Амосин имеет прямое отношение к этой драматической истории.
У меня сохранилась фотография, где мы, дружившие между собой гимназисты, сняты в привокзальном садике уличным фотографом. Смешно и грустно рассматривать сейчас свое изображение. Неужели этот юнец, почти подросток, худой, длинноногий, чуть горбящийся — дурная привычка! — в гимназической фуражке без герба на давно не стриженной, вихрастой голове, в белой короткой рубашке, опоясанной форменным ремнем с медной бляхой, — неужели это я?!

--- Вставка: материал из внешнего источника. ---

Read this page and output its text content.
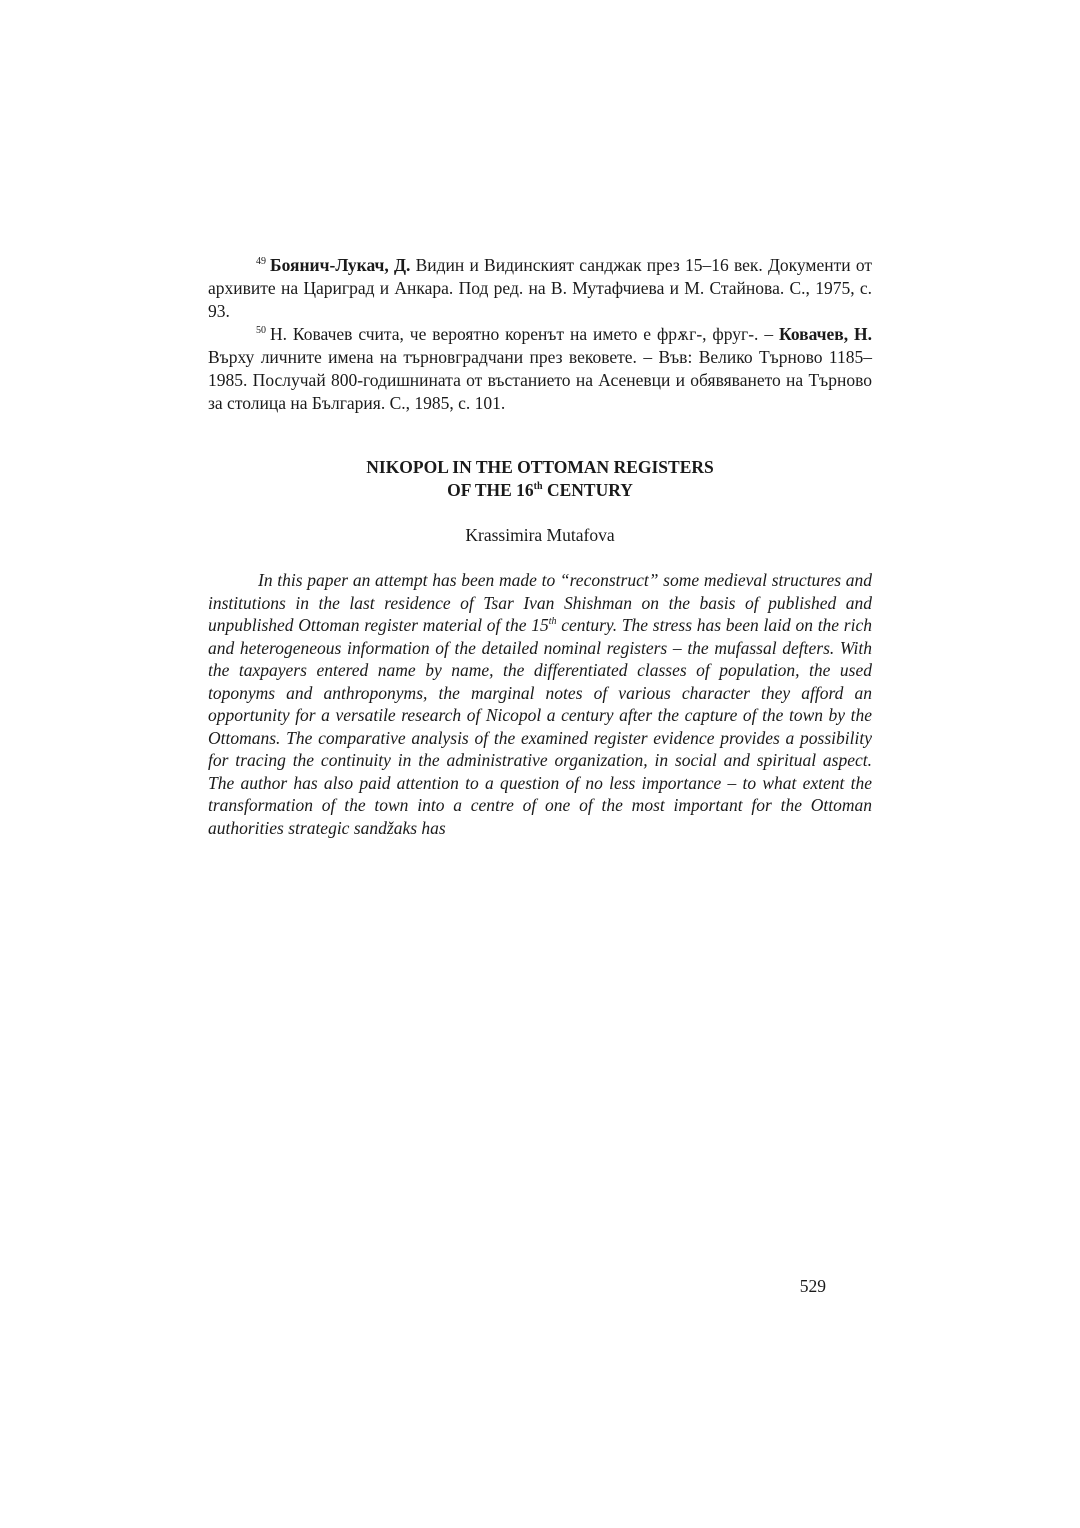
$^{49}$ Боянич-Лукач, Д. Видин и Видинският санджак през 15–16 век. Документи от архивите на Цариград и Анкара. Под ред. на В. Мутафчиева и М. Стайнова. С., 1975, с. 93.

$^{50}$ Н. Ковачев счита, че вероятно коренът на името е фрѫг-, фруг-. – Ковачев, Н. Върху личните имена на търновградчани през вековете. – Във: Велико Търново 1185–1985. Послучай 800-годишнината от въстанието на Асеневци и обявяването на Търново за столица на България. С., 1985, с. 101.

NIKOPOL IN THE OTTOMAN REGISTERS
OF THE 16th CENTURY
Krassimira Mutafova

In this paper an attempt has been made to “reconstruct” some medieval structures and institutions in the last residence of Tsar Ivan Shishman on the basis of published and unpublished Ottoman register material of the 15th century. The stress has been laid on the rich and heterogeneous information of the detailed nominal registers – the mufassal defters. With the taxpayers entered name by name, the differentiated classes of population, the used toponyms and anthroponyms, the marginal notes of various character they afford an opportunity for a versatile research of Nicopol a century after the capture of the town by the Ottomans. The comparative analysis of the examined register evidence provides a possibility for tracing the continuity in the administrative organization, in social and spiritual aspect. The author has also paid attention to a question of no less importance – to what extent the transformation of the town into a centre of one of the most important for the Ottoman authorities strategic sandžaks has

529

Сева Норцев стоит в нашей группе, построенной по ранжиру, вторым. Он тоже худ, но строен, как молодой тополек. У него удлиненное, красивое лицо интеллигента. Нежный рот, смелые, умные глаза. Его отец, инженер, был директором сахарного завода, расположенного поблизости от городка — один перегон по железной дороге.
Мы с Димой часто бывали на заводе у Севы, отправляясь туда по субботам и возвращаясь в воскресенье вечером. Обычно мы уезжали из города товарным поездом, — если он не останавливался на Севиной станции, приходилось спрыгивать с вагонной площадки на ходу. Это придавало путешествию особую прелесть. А иногда мы шли пешком по благоуханной степи; дойдя до станции, сворачивали направо на широкий, крепко выбитый большак. По нему нужно было пройти до завода еще километра полтора-два, миновав монастырскую церковь, заброшенное кладбище и белые мазанки, в которых жили какие-то совершенно одичавшие от революционных бурь монахи, заросшие дремучими бородами до глаз.